Interruppi Serge con fare perentorio e veloce in modo da non potergli dare possibilità di replica ma comunque mantenendo una imperturbabile calma per non dare l'impressione di volerlo attaccare così spudoratamente.

"Mi scusi ma questo suo continuare a cercare di convincerci che le bestie in queste gabbie non stiano soffrendo è paradossale e puerile. È chiaro che un animale che per sua natura è abituato a vivere in libertà non potrà mai sentirsi a proprio agio in una gabbia di poco più di un metro quadrato. Inoltre è chiara la sua sofferenza e lo dimostra il fatto che non appena ci ha visti, e in particolare ha visto lei, ha cominciato ad agitarsi freneticamente. Per quanto gli era possibile ovviamente. L'animale sa che tra poco lei o un suo aguzzino verrete a ingozzarlo con uno degli innumerevoli pasti forzati che gli propinate giornalmente. Non è che dicendo queste falsità lei penserà veramente che noi ci berremo la storia dell'animale felice nella piccola azienda artigianale del sud-ovest della Francia e che quindi saremo più propensi ad acquistare il suo prodotto?"

Al ché lui mi rispose estremamente seccato perché un ragazzino con uno spiccato accento italiano lo aveva toccato sul vivo.

"Mio caro ragazzo non capisco proprio questo tuo atteggiamento. Sapevi benissimo che tipo di azienda eravamo e cosa produciamo. Quindi non venirmi a fare la mo..."

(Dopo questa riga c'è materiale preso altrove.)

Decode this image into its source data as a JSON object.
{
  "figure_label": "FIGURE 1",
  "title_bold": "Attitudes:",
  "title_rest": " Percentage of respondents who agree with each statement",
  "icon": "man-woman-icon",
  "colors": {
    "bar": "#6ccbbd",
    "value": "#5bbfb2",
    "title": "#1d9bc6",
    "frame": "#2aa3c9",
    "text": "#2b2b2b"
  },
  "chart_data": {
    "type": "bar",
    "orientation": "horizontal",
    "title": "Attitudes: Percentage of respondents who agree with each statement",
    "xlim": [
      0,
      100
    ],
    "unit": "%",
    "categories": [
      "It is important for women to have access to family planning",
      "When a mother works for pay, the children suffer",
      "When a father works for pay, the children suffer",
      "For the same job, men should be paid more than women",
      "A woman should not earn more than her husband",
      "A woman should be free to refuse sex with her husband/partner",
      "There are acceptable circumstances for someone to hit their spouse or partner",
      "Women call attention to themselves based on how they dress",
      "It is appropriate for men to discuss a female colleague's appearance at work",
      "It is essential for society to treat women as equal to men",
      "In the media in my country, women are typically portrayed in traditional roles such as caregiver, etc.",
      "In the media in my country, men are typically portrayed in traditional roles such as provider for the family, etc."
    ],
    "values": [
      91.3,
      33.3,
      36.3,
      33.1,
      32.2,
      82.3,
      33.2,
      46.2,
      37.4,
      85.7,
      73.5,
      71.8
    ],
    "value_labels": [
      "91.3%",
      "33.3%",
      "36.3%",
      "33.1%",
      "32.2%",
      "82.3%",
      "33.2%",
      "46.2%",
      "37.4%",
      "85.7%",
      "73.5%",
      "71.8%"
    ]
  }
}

Lo interruppi prima che potesse completare la parola "morale".

"No guardi non mi fraintenda, non sono venuto a fare il finto moralista, conosco benissimo il tipo di prodotto che producete. Conosco anche molto bene il metodo di allevamento che serve per rendere il fegato così ingrossato da renderlo inadatto alle sue funzioni naturali. So anche che se non si trattasse di anatre e oche allevate appositamente con questo scopo ma si trattasse di qualsiasi altra specie animale ne sarebbe vietata la vendita del fegato perché derivante da animale malato. Sono conscio di tutto ciò e non voglio nemmeno fare commenti sull'alimentazione forzata che spesso crea lacerazioni all'esofago le quali in molti casi portano alla morte dell'animale, o al fatto che la bestia debba vivere il più possibile fermo in gabbia sia perché così il fegato si ingrossa più velocemente e sia perché ormai non riesce più a camminare a causa della patologia troppo avanzata che porta a limitarne i movimenti. Non ci venga però a raccontare ora di quanto siete bravi perché rispetto al passato adesso in questa sua bellissima e modernissima azienda non gli inchiodate più le zampe. Sono consapevole di tutto ciò ma adoro così tanto questo alimento che la cosa non mi interessa. Il mio atteggiamento in verità è rivolto proprio a lei e alle panzane che continua a raccontarci."

A questo punto dovette per forza intervenire il mio chef per evitarmi una brutta fine. Stavo seriamente rischiato di essere linciato e scaraventato nel letamaio della fattoria ma per fortuna l'intervento del mio capo riportò la calma e a me bastò stare zitto in disparte per il resto della giornata per non essere fatto a pezzi e dato da mangiare ai maiali.

La giornata si concluse tutto sommato bene senza altri imprevisti e il viaggio di ritorno fu passato interamente a ridere della mia sfrontatezza e della reazione di Serge che, rosso come il drappo di un torero, rischiò seriamente un infarto.

Ma dentro la mia testa la decisione era ormai presa,ora non mi restava altro che organizzare una nuova visita solitaria alla fattoria di Saint Marcel du Perigord per andare a prendere il mio nuovo trofeo al quale, questa volta, avrei con gioia anche strappato la lingua come sfregio alla sua capacità menzognera.